We explore entomopathogenic fungal resources from wild Monochamus alternatus populations. Taking this species as an example, we could enrich the diversity of entomopathogenic fungi of other forest wood borers for future bio control applications. We have recently obtained three fungal species certified as parasitic entomopathogenic fungi of Monochamus alternatus, two of which are not well known but have proven to be potent pathogens of insects.
This protocol helps the discovery of more EPFs of Monochamus alternatus, and performs a substitute way to evaluate their entomopathogenic activities, which can also provide insights into entomopathogenic fungal exploration for other forest wood borers. After collecting the pine sawyer Monochamus alternatus beetles, place the beetle into a sterile tube containing fresh twigs. Rear the beetles in a non-humidified incubator at 25 degrees Celsius.

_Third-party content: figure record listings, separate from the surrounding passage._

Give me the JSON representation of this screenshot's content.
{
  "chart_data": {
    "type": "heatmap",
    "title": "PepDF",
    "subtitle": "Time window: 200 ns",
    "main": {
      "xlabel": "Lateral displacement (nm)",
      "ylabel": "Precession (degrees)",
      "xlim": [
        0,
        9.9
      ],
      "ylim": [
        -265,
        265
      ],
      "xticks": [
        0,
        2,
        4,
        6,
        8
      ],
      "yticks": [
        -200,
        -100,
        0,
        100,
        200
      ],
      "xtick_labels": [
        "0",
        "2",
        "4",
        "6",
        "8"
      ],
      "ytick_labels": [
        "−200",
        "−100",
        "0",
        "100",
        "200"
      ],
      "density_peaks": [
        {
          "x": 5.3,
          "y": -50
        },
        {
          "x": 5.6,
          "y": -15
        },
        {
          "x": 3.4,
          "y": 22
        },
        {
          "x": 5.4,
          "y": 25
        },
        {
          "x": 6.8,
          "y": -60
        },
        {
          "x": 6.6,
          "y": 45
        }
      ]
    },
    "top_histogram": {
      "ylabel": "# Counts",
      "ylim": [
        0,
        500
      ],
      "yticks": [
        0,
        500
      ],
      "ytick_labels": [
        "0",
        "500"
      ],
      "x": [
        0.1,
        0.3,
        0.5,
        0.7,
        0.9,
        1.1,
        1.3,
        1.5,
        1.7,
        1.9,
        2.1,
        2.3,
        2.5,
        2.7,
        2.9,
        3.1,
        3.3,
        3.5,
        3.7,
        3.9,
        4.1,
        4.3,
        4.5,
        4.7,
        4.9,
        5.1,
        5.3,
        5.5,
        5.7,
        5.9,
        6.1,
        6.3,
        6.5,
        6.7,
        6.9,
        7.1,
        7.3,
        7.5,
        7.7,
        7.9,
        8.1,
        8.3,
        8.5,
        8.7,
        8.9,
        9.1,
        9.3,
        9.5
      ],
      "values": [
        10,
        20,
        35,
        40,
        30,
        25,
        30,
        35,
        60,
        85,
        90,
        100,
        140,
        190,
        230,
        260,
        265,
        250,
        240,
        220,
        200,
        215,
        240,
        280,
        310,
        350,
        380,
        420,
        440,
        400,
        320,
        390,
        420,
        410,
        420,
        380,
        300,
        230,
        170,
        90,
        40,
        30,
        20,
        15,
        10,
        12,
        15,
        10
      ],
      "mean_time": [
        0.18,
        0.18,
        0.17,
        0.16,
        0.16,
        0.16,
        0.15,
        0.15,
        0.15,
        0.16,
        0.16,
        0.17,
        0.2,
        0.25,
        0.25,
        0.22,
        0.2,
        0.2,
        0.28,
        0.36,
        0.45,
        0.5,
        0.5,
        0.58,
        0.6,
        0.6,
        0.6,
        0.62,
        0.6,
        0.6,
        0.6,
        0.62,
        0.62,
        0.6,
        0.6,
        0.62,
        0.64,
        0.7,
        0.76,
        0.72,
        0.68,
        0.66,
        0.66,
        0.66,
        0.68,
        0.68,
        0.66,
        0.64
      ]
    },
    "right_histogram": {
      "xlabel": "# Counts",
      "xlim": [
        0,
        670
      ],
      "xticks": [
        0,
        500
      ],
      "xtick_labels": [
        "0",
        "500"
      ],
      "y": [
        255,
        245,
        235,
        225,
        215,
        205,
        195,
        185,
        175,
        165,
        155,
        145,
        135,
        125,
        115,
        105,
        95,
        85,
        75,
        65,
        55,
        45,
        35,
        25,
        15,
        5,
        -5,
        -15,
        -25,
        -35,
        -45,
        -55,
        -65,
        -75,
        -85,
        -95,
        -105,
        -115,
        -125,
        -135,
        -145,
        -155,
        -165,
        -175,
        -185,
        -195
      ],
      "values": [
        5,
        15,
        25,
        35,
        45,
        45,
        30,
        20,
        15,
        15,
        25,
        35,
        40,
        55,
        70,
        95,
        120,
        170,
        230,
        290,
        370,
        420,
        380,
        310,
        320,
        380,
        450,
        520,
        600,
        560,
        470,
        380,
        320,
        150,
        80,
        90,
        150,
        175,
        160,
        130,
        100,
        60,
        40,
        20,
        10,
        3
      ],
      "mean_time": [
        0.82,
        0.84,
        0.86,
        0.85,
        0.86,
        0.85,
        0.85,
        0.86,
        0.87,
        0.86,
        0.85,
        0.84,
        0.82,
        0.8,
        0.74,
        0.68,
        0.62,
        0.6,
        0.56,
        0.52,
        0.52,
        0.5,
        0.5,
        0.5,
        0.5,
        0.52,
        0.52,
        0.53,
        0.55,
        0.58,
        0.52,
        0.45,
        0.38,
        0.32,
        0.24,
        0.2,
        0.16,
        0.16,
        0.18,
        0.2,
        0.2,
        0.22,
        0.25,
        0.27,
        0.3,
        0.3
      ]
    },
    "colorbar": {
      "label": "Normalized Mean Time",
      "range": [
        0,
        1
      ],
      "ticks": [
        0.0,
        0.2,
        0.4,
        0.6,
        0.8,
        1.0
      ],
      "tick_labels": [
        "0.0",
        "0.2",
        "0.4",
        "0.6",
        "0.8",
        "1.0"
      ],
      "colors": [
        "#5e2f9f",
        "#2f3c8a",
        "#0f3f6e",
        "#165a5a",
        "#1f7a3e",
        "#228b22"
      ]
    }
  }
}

After incubation, record beetles showing decreased feeding and mobility. Transfer the stiff dead beetles to wet chambers. Dissect the beetles with fungal infections into main positions, such as antennae, head, thorax, abdomen, wings, and legs.
Using scissors, cut the integuments of each position into small pieces. Gently press the outer surface of these pieces onto the PDA plate containing antibiotics. Seal the plate with parafilm and incubate at 25 degrees Celsius until the tissues are entirely covered by mycelium.
Then transfer the single colony according to phenotypic properties onto a new PDA plate. Extract the genomic DNA using the fungi genomic DNA isolation kit. Prepare PCR mixture with primers ITS1 and ITS4 to amplify the rDNA ITS region of the DNA.
Use a camera to capture mature fungal pure colony morphology on the front and back sides of the PDA plate. Pluck conidia from the pure fungal colonies with an inoculation needle, and transfer them to a glass slide with a drop of sterile water. Then place a cover slip over the specimen without introducing bubbles.
Cut a five millimeter agar block with a scalpel from the edge of the fungal colony, and transfer it to a clean glass slide with a drop of sterile water. Using a fine needle, carefully separate the fungi from the agar to observe specific structures. Under an optical microscope, observe the asexual morph of the fungi, including the posture of the hyphae, conidiophores, phialides, and conidia.
To begin, sterilize the surface of a 24-hour-starved Monochamus alternatus and Tribolium castaneum beetles, with bleach, ethanol, and distilled water. To induce the fungal infection, first, immerse the pine twigs or wheat bran into the conidial suspension for 10 seconds. Then dip the beetles in the conidial suspension.
After drying, place one beetle and one twig into a sterile 50 milliliter tube. Rear the beetles in a non-humidified incubator at 25 degrees Celsius. After incubation, transfer the dead beetles into a new 50 milliliter tube and place a piece of sterile, moist cotton within the tube.
Dissect the infected beetle bodies with fungal infections into positions like antennae, head, thorax, abdomen, wings, and legs. Cut five millimeter disc plugs of mature fungal colonies. Place the infected beetle tissues into pre-chilled 2.5%glutaraldehyde at four degrees Celsius for two days.
Next, wash the samples thrice in 0.1%phosphate buffer for five minutes, and dehydrate in increasing ethanol concentrations for 10 minutes each. Dry the samples in a vacuum freeze dryer, and then observe the fungal structures under a scanning electron microscope. Treat the wheat bran with a conidial suspension for 10 seconds, and after drying, transfer them into a Petri dish.
Immerse T.castaneum beetles in the conidial suspension for 10 seconds, before placing them into the Petri dish containing wheat bran. After incubation, count the dead beetles from the plate. Extract genomic DNA of parasitic entomopathogenic fungi using the fungi genomic DNA isolation kit.
Using the given sets of primers, prepare a PCR reaction mixture for gene-specific amplification. After sequencing, align the nucleotide sequence using ClustalX2. Finally, perform phylogenetic analysis using MEGA6, based on the maximum likelihood method.
Parasitic fungi like Aspergillus oryzae, Akanthomyces attenuatus, and Scopulariopsis alboflavescens caused significant infection symptoms in M.alternatus. SEM observations further supported the morphological characteristics of these parasitic fungi on the surface of the beetles. Entomopathogenic activity showed significantly higher mortality rates in parasitic fungi compared to the control group.
The multi-gene phylogenetic tree demonstrated genetic distances between the three parasitic fungal species and other species within their respective genera.